Un système bancaire résilient
En ce qui concerne la situation économique et l’état du système bancaire du Bénin à fin décembre 2023, il est à noter une nette progression de l’activité bancaire avec le total bilan qui s’est consolidé de 8,3% en s’affichant à 6.418,9 milliards de francs CFA contre 5.924,5 milliards à fin décembre 2022. Ce, en dépit de l’environnement économique marqué par les effets de la fermeture des frontières avec le Niger et la suppression des subventions sur les produits pétroliers au Nigeria. En matière de crédits bancaires, de 2.627,4 milliards en 2022, les banques béninoises sont passées à 3.079,9 milliards à fin décembre 2023, soit une croissance de 17,2%. L’amélioration s’est également poursuivie au niveau de la qualité du portefeuille de la place. De 7,2% un an plutôt, le taux brut de dégradation du portefeuille s’affiche à 4,8% à fin décembre 2023. Un taux inférieur à la moyenne de 8,7% enregistrée dans l’Union à la même période. « La place est globalement solvable avec un ratio de solvabilité de 15,45% pour une norme minimum requise de 11,50% », a salué la BCEAO avant de souligner qu’au niveau individuel, les banques doivent continuer d’améliorer leur performance. Dans son intervention, le Président de l’APBEF s’est réjoui de cette performance en ce sens où le taux de dégradation du portefeuille est passé de plus de 20% en 2016 à 7,18 % en 2022 pour maintenant atteindre 4,8% en 2023. L’objectif, a-t-il confié, est d’aller à 3% voire en dessous.
Il convient de souligner la contribution remarquable des autorités publiques à ces progrès, grâce aux réformes entreprises.

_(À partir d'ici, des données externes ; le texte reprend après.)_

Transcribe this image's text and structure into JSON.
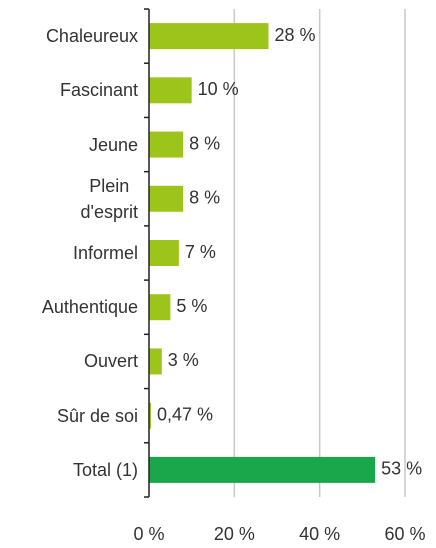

Le président de l’APBEF a notamment salué la réforme de l’Agence nationale du domaine et du foncier (ANDF), qui permet désormais d’obtenir des « titres fonciers crédibles et incontestables en un temps record ». « Aujourd’hui, en seulement quatre mois, il est possible d’obtenir un Titre Foncier à partir d’une Attestation de détention coutumière », a-t-il témoigné. Cette avancée s’ajoute à la création du Tribunal de commerce pour résoudre les litiges commerciaux, suivie par l’établissement de la Cour de répression des infractions économiques et du terrorisme (CRIET), qui a contribué à instaurer une certaine discipline dans le rang des débiteurs. « De nos jours, obtenir un crédit sans en honorer les échéances n’est plus une option aisée », a ajouté Lazare Noulekou tout en indiquant que les banques ont pris conscience en interne de la nécessité de renforcer la gouvernance, la formation et la sensibilisation des acteurs. Autant d’efforts qui ont contribué à renforcer la croissance de la place bancaire du Bénin.